The governor the following month stood on a podium in Gainesville next to a city employee who falsely claimed that a coronavirus vaccine “changes your RNA,” and did not challenge his assertion. “I don’t even remember him saying that, so it’s not anything I’ve said,” Mr. DeSantis said the next day.
The governor’s dalliance with vaccine doubters may have begun in April, when Mr. DeSantis declined to get his Johnson & Johnson shot in public, joking that he did not need to show off his biceps. (He has since declined to say if he has received a recommended booster or intends to get one.)
In September, Mr. DeSantis picked as Florida’s new surgeon general Dr. Joseph A. Ladapo, an outspoken mask and vaccine skeptic who has not disclosed whether he has been vaccinated. The Florida Department of Health, under his guidance, would have significant authority over how the state enforces anti-mandate legislation.
On Thursday, Dr. Ladapo said that the vaccine “has not been shown to improve any child’s health.”
“Same things for the masks,” he added. “There’s no evidence that it actually helps improve the health of children.”
Dr.
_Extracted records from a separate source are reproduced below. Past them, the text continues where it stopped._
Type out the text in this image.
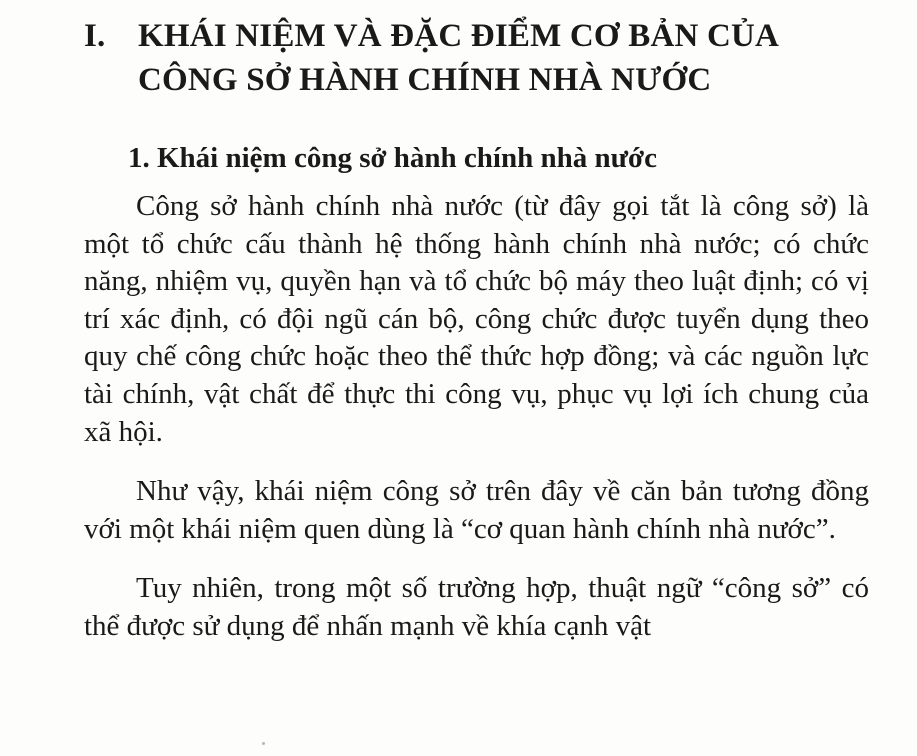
I. KHÁI NIỆM VÀ ĐẶC ĐIỂM CƠ BẢN CỦA CÔNG SỞ HÀNH CHÍNH NHÀ NƯỚC
1. Khái niệm công sở hành chính nhà nước

Công sở hành chính nhà nước (từ đây gọi tắt là công sở) là một tổ chức cấu thành hệ thống hành chính nhà nước; có chức năng, nhiệm vụ, quyền hạn và tổ chức bộ máy theo luật định; có vị trí xác định, có đội ngũ cán bộ, công chức được tuyển dụng theo quy chế công chức hoặc theo thể thức hợp đồng; và các nguồn lực tài chính, vật chất để thực thi công vụ, phục vụ lợi ích chung của xã hội.

Như vậy, khái niệm công sở trên đây về căn bản tương đồng với một khái niệm quen dùng là “cơ quan hành chính nhà nước”.

Tuy nhiên, trong một số trường hợp, thuật ngữ “công sở” có thể được sử dụng để nhấn mạnh về khía cạnh vật
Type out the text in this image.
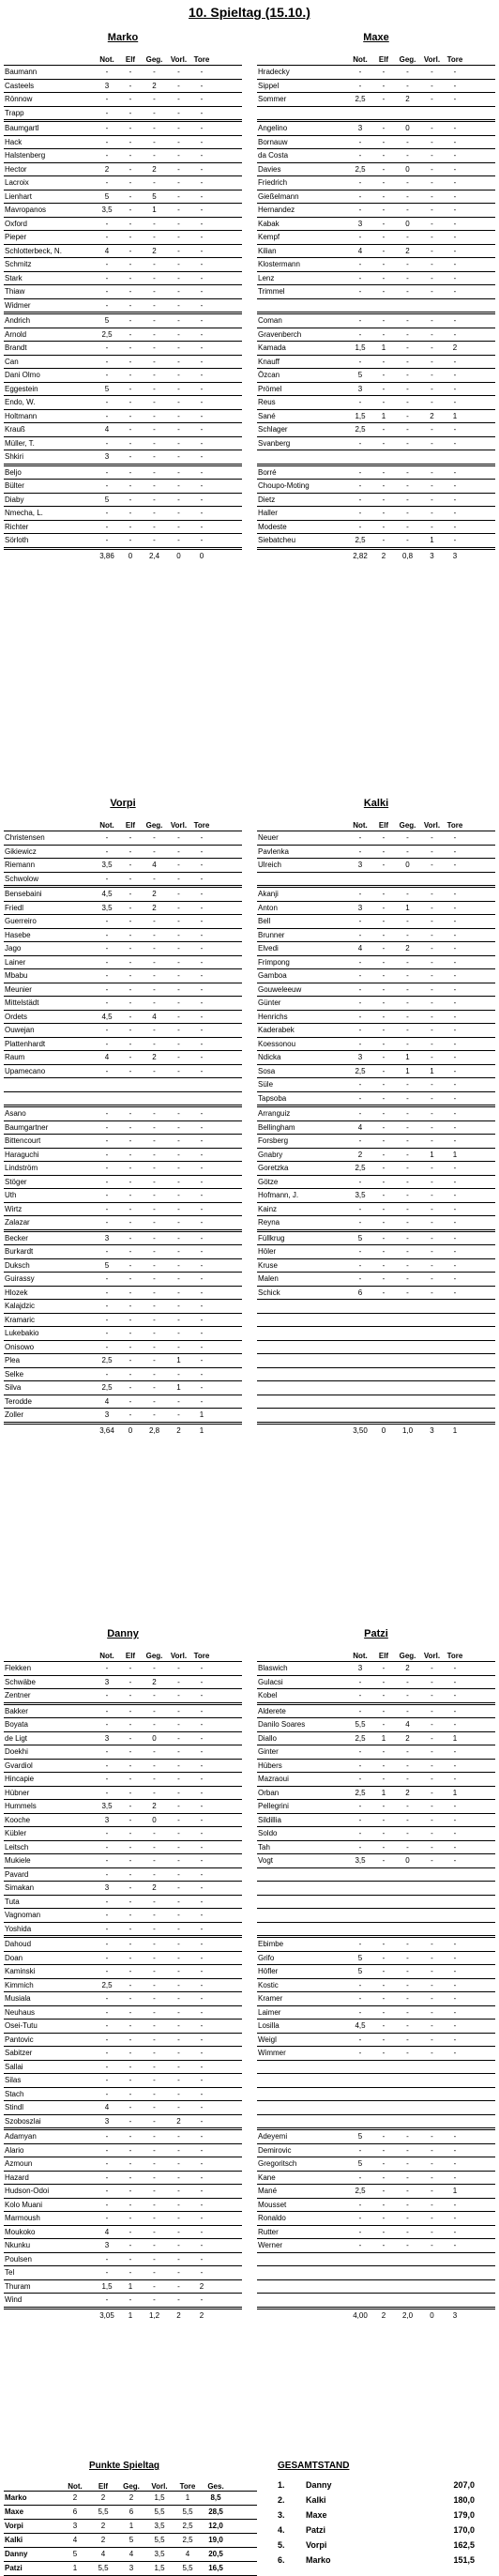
10. Spieltag (15.10.)
Marko
Not.	Elf	Geg.	Vorl. Tore
Baumann	-	-	-	-	-
Casteels	3	-	2	-	-
Rönnow	-	-	-	-	-
Trapp	-	-	-	-	-
Baumgartl	-	-	-	-	-
Hack	-	-	-	-	-
Halstenberg	-	-	-	-	-
Hector	2	-	2	-	-
Lacroix	-	-	-	-	-
Lienhart	5	-	5	-	-
Mavropanos	3,5	-	1	-	-
Oxford	-	-	-	-	-
Pieper	-	-	-	-	-
Schlotterbeck, N.	4	-	2	-	-
Schmitz	-	-	-	-	-
Stark	-	-	-	-	-
Thiaw	-	-	-	-	-
Widmer	-	-	-	-	-
Andrich	5	-	-	-	-
Arnold	2,5	-	-	-	-
Brandt	-	-	-	-	-
Can	-	-	-	-	-
Dani Olmo	-	-	-	-	-
Eggestein	5	-	-	-	-
Endo, W.	-	-	-	-	-
Holtmann	-	-	-	-	-
Krauß	4	-	-	-	-
Müller, T.	-	-	-	-	-
Shkiri	3	-	-	-	-
Beljo	-	-	-	-	-
Bülter	-	-	-	-	-
Diaby	5	-	-	-	-
Nmecha, L.	-	-	-	-	-
Richter	-	-	-	-	-
Sörloth	-	-	-	-	-
3,86	0	2,4	0	0
Maxe
Not.	Elf	Geg.	Vorl. Tore
Hradecky	-	-	-	-	-
Sippel	-	-	-	-	-
Sommer	2,5	-	2	-	-
Angelino	3	-	0	-	-
Bornauw	-	-	-	-	-
da Costa	-	-	-	-	-
Davies	2,5	-	0	-	-
Friedrich	-	-	-	-	-
Gießelmann	-	-	-	-	-
Hernandez	-	-	-	-	-
Kabak	3	-	0	-	-
Kempf	-	-	-	-	-
Kilian	4	-	2	-	-
Klostermann	-	-	-	-	-
Lenz	-	-	-	-	-
Trimmel	-	-	-	-	-
Coman	-	-	-	-	-
Gravenberch	-	-	-	-	-
Kamada	1,5	1	-	-	2
Knauff	-	-	-	-	-
Özcan	5	-	-	-	-
Prömel	3	-	-	-	-
Reus	-	-	-	-	-
Sané	1,5	1	-	2	1
Schlager	2,5	-	-	-	-
Svanberg	-	-	-	-	-
Borré	-	-	-	-	-
Choupo-Moting	-	-	-	-	-
Dietz	-	-	-	-	-
Haller	-	-	-	-	-
Modeste	-	-	-	-	-
Siebatcheu	2,5	-	-	1	-
2,82	2	0,8	3	3
Vorpi
Not.	Elf	Geg.	Vorl. Tore
Christensen	-	-	-	-	-
Gikiewicz	-	-	-	-	-
Riemann	3,5	-	4	-	-
Schwolow	-	-	-	-	-
Bensebaini	4,5	-	2	-	-
Friedl	3,5	-	2	-	-
Guerreiro	-	-	-	-	-
Hasebe	-	-	-	-	-
Jago	-	-	-	-	-
Lainer	-	-	-	-	-
Mbabu	-	-	-	-	-
Meunier	-	-	-	-	-
Mittelstädt	-	-	-	-	-
Ordets	4,5	-	4	-	-
Ouwejan	-	-	-	-	-
Plattenhardt	-	-	-	-	-
Raum	4	-	2	-	-
Upamecano	-	-	-	-	-
Asano	-	-	-	-	-
Baumgartner	-	-	-	-	-
Bittencourt	-	-	-	-	-
Haraguchi	-	-	-	-	-
Lindström	-	-	-	-	-
Stöger	-	-	-	-	-
Uth	-	-	-	-	-
Wirtz	-	-	-	-	-
Zalazar	-	-	-	-	-
Becker	3	-	-	-	-
Burkardt	-	-	-	-	-
Duksch	5	-	-	-	-
Guirassy	-	-	-	-	-
Hlozek	-	-	-	-	-
Kalajdzic	-	-	-	-	-
Kramaric	-	-	-	-	-
Lukebakio	-	-	-	-	-
Onisowo	-	-	-	-	-
Plea	2,5	-	-	1	-
Selke	-	-	-	-	-
Silva	2,5	-	-	1	-
Terodde	4	-	-	-	-
Zoller	3	-	-	-	1
3,64	0	2,8	2	1
Kalki
Not.	Elf	Geg.	Vorl. Tore
Neuer	-	-	-	-	-
Pavlenka	-	-	-	-	-
Ulreich	3	-	0	-	-
Akanji	-	-	-	-	-
Anton	3	-	1	-	-
Bell	-	-	-	-	-
Brunner	-	-	-	-	-
Elvedi	4	-	2	-	-
Frimpong	-	-	-	-	-
Gamboa	-	-	-	-	-
Gouweleeuw	-	-	-	-	-
Günter	-	-	-	-	-
Henrichs	-	-	-	-	-
Kaderabek	-	-	-	-	-
Koessonou	-	-	-	-	-
Ndicka	3	-	1	-	-
Sosa	2,5	-	1	1	-
Süle	-	-	-	-	-
Tapsoba	-	-	-	-	-
Arranguiz	-	-	-	-	-
Bellingham	4	-	-	-	-
Forsberg	-	-	-	-	-
Gnabry	2	-	-	1	1
Goretzka	2,5	-	-	-	-
Götze	-	-	-	-	-
Hofmann, J.	3,5	-	-	-	-
Kainz	-	-	-	-	-
Reyna	-	-	-	-	-
Füllkrug	5	-	-	-	-
Höler	-	-	-	-	-
Kruse	-	-	-	-	-
Malen	-	-	-	-	-
Schick	6	-	-	-	-
3,50	0	1,0	3	1
Danny
Not.	Elf	Geg.	Vorl. Tore
Flekken	-	-	-	-	-
Schwäbe	3	-	2	-	-
Zentner	-	-	-	-	-
Bakker	-	-	-	-	-
Boyata	-	-	-	-	-
de Ligt	3	-	0	-	-
Doekhi	-	-	-	-	-
Gvardiol	-	-	-	-	-
Hincapie	-	-	-	-	-
Hübner	-	-	-	-	-
Hummels	3,5	-	2	-	-
Kooche	3	-	0	-	-
Kübler	-	-	-	-	-
Leitsch	-	-	-	-	-
Mukiele	-	-	-	-	-
Pavard	-	-	-	-	-
Simakan	3	-	2	-	-
Tuta	-	-	-	-	-
Vagnoman	-	-	-	-	-
Yoshida	-	-	-	-	-
Dahoud	-	-	-	-	-
Doan	-	-	-	-	-
Kaminski	-	-	-	-	-
Kimmich	2,5	-	-	-	-
Musiala	-	-	-	-	-
Neuhaus	-	-	-	-	-
Osei-Tutu	-	-	-	-	-
Pantovic	-	-	-	-	-
Sabitzer	-	-	-	-	-
Sallai	-	-	-	-	-
Silas	-	-	-	-	-
Stach	-	-	-	-	-
Stindl	4	-	-	-	-
Szoboszlai	3	-	-	2	-
Adamyan	-	-	-	-	-
Alario	-	-	-	-	-
Azmoun	-	-	-	-	-
Hazard	-	-	-	-	-
Hudson-Odoi	-	-	-	-	-
Kolo Muani	-	-	-	-	-
Marmoush	-	-	-	-	-
Moukoko	4	-	-	-	-
Nkunku	3	-	-	-	-
Poulsen	-	-	-	-	-
Tel	-	-	-	-	-
Thuram	1,5	1	-	-	2
Wind	-	-	-	-	-
3,05	1	1,2	2	2
Patzi
Not.	Elf	Geg.	Vorl. Tore
Blaswich	3	-	2	-	-
Gulacsi	-	-	-	-	-
Kobel	-	-	-	-	-
Alderete	-	-	-	-	-
Danilo Soares	5,5	-	4	-	-
Diallo	2,5	1	2	-	1
Ginter	-	-	-	-	-
Hübers	-	-	-	-	-
Mazraoui	-	-	-	-	-
Orban	2,5	1	2	-	1
Pellegrini	-	-	-	-	-
Sildillia	-	-	-	-	-
Soldo	-	-	-	-	-
Tah	-	-	-	-	-
Vogt	3,5	-	0	-	-
Ebimbe	-	-	-	-	-
Grifo	5	-	-	-	-
Höfler	5	-	-	-	-
Kostic	-	-	-	-	-
Kramer	-	-	-	-	-
Laimer	-	-	-	-	-
Losilla	4,5	-	-	-	-
Weigl	-	-	-	-	-
Wimmer	-	-	-	-	-
Adeyemi	5	-	-	-	-
Demirovic	-	-	-	-	-
Gregoritsch	5	-	-	-	-
Kane	-	-	-	-	-
Mané	2,5	-	-	-	1
Mousset	-	-	-	-	-
Ronaldo	-	-	-	-	-
Rutter	-	-	-	-	-
Werner	-	-	-	-	-
4,00	2	2,0	0	3
Punkte Spieltag	GESAMTSTAND
Not.	Elf	Geg.	Vorl.	Tore	Ges.
Marko	2	2	2	1,5	1	8,5
Maxe	6	5,5	6	5,5	5,5	28,5
Vorpi	3	2	1	3,5	2,5	12,0
Kalki	4	2	5	5,5	2,5	19,0
Danny	5	4	4	3,5	4	20,5
Patzi	1	5,5	3	1,5	5,5	16,5
1.	Danny	207,0
2.	Kalki	180,0
3.	Maxe	179,0
4.	Patzi	170,0
5.	Vorpi	162,5
6.	Marko	151,5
Ladapo declined to wear a mask last month when he went to meet with Senator Tina Polsky, a Boca Raton Democrat, even after she said she had a serious health condition and asked him to. She later publicly disclosed that she had recently undergone surgery for breast cancer.
On Wednesday, Ms. Polsky drew a line from the governor’s selection of Dr. Ladapo to Republican lawmakers’ tolerance of the anti-vaccination activists who filled legislative committee meetings this week.
“You can all say that you’re pro-vaccine and anti-mandate, but these actions are playing to this crowd,” she said on the Senate floor.